Thin Is In, But the Jury’s Still Out

Getting skinny is the latest fashion trend in the media business, and the prospect of smaller video packages was on the minds of practically every major video executive in the past few weeks.

But while there seems to be a distinct line between distribution and content players on this issue — distributors want skinnier bundles, but content companies are reluctant to break up existing packages — some proof is emerging that just offering smaller, cheaper programming packages won’t necessarily solve all the ills plaguing the industry.

Case in point: Dish Network’s second-quarter results that included subscribers from its pioneering over-the-top service, Sling TV. Though it didn’t break out the figures, the inclusion wasn’t enough to stem net subscriber losses at the second-largest satellite-TV company. Dish actually lost about 81,000 net subscribers in the period, almost twice the 44,000 it lost in the same period in 2014.

According to some analysts, Sling TV has between 250,000 and 275,000 customers, so the losses at Dish could have been materially larger.

LOSSES COULD BE ‘HORRIFIC’

Dish had announced it had about 169,000 Sling TV subscribers in the first quarter, but gave no estimate for the second quarter. MoffettNathanson principal and senior analyst Craig Moffett estimated in a research note that, based on trends, Sling TV could have ended the second quarter with about 275,000 customers.

If that is correct, and Moffett said the numbers are not carved in stone, then Dish itself could have lost a “horrific” 187,000 net subscribers in the second quarter.

Sling TV is technically an OTT service, but one of its most hyped selling points is its flexible packaging — for $20 a month, customers can get 20 core channels (including ESPN, TBS and TNT) and pay an extra $5 per month for mini packages based on genres like sports, news & entertainment and movies.

Granted, the inclusion of the Sling TV numbers helped make a horrific quarter simply horrible on the subscriber front. But they didn’t take up all of the slack.

Dish chairman and CEO Charlie Ergen said skinny bundles make more sense with OTT services than traditional pay TV, mainly because of lower subscriber acquisition costs (SAC). Ergen said SAC could be as high as $1,000 for a typical satellite-TV subscriber, which would make it uneconomical to offer a $20 per month programming package to that customer.

“But it does make sense for an OTT customer where the SAC is less than $100,” he said.

Charter Communications CEO Tom Rutledge may have said it best when, on Charter’s earnings call, he said skinny bundles are still bundles, they just cost less. And given the choice, customers would rather take the larger bundle over the small, because there is still value there. What is driving some people toward skinnier packages is cost and a changing lifestyle.

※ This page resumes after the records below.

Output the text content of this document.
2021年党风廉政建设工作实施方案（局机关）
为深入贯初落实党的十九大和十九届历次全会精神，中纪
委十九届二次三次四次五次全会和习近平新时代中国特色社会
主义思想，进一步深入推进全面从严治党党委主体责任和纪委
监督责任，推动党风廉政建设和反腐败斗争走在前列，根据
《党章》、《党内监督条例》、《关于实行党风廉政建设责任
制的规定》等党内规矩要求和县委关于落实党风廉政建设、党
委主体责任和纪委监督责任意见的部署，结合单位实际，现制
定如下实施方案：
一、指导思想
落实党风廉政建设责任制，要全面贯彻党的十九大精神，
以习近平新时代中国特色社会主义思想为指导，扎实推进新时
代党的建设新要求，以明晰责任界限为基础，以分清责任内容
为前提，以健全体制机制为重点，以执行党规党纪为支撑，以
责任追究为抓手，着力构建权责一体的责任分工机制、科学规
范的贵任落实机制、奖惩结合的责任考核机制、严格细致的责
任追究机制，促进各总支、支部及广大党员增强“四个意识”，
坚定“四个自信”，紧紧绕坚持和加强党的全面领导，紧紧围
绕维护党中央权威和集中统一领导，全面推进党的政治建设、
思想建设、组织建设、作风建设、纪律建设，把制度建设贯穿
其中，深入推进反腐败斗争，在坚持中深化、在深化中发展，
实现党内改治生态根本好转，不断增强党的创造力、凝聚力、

“People don’t have houses, don’t have big screen TVs, don’t have money, and you put all that together and the only way to get access to video is through over-the-top or small screen kinds of video services,” Rutledge said. “That doesn’t mean that the big products aren’t desirable. It just means that they’re very expensive and that people’s lifestyles are putting them in a situation where they don’t have access to them.”

Rutledge said he would love to buy all of his programming a la carte and make up his own bundles to sell to consumers.

“That’s not the way the world works,” he said, adding that he doesn’t expect things to change anytime soon. “My sense is that it isn’t all about to fall apart and that we’ll be having this conversation three years from now, because I think there is nothing to incent anyone to pull it apart.”

He also had words for programmers that think the answer is to sell their shows direct to the consumer. “They’ve devalued their core product and they may or may not be carried in the future as a result of that,” Rutledge said. “And so, I think like all things, no trend goes unchecked forever.”

Nobody seems to be more torn over the issue than The Walt Disney Co. chairman and CEO Bob Iger. Iger spent the better part of Disney’s recent fiscal third-quarter conference call defending ESPN, claiming skinny packages aren’t cutting into the sub base and reassuring investors that the Worldwide Leader in Sports won’t go direct-to-consumer anytime soon.

IGER DOWNPLAYS SUB DROPS

The Wall Street Journal had reported that ESPN was in a major cost-cutting mode after shedding about 3.2 million subscribers in a little more than 12 months, citing Nielsen figures. It partly attributed those losses to ESPN’s inclusion in skinny packages and an overall pay TV decline.

On the call, Iger admitted that ESPN has had some “modest” subscriber losses and that the vast majority (80%) were due to an overall drop in pay TV customers, with a small percentage due to skinny packages. He added that the subscriber loss was less dramatic than had been depicted by Nielsen and in reports and said the company still believes in traditional distribution.

ESPN is still in demand, he added — he said that in the first calendar quarter this year 83% of multichannel households turned on the channel at some point.

Iger said last month that for ESPN, going direct-to-consumer like HBO Now and others was probably “inevitable,” but wouldn’t happen for at least five years. On the conference call, he reiterated that timeframe.

“We are not taking what I would call radical steps to move our products into over-the-top businesses to disrupt that business because we don’t think right now that is necessarily the greatest opportunity,” Iger said, adding that the programmer would keep its options open with other platforms.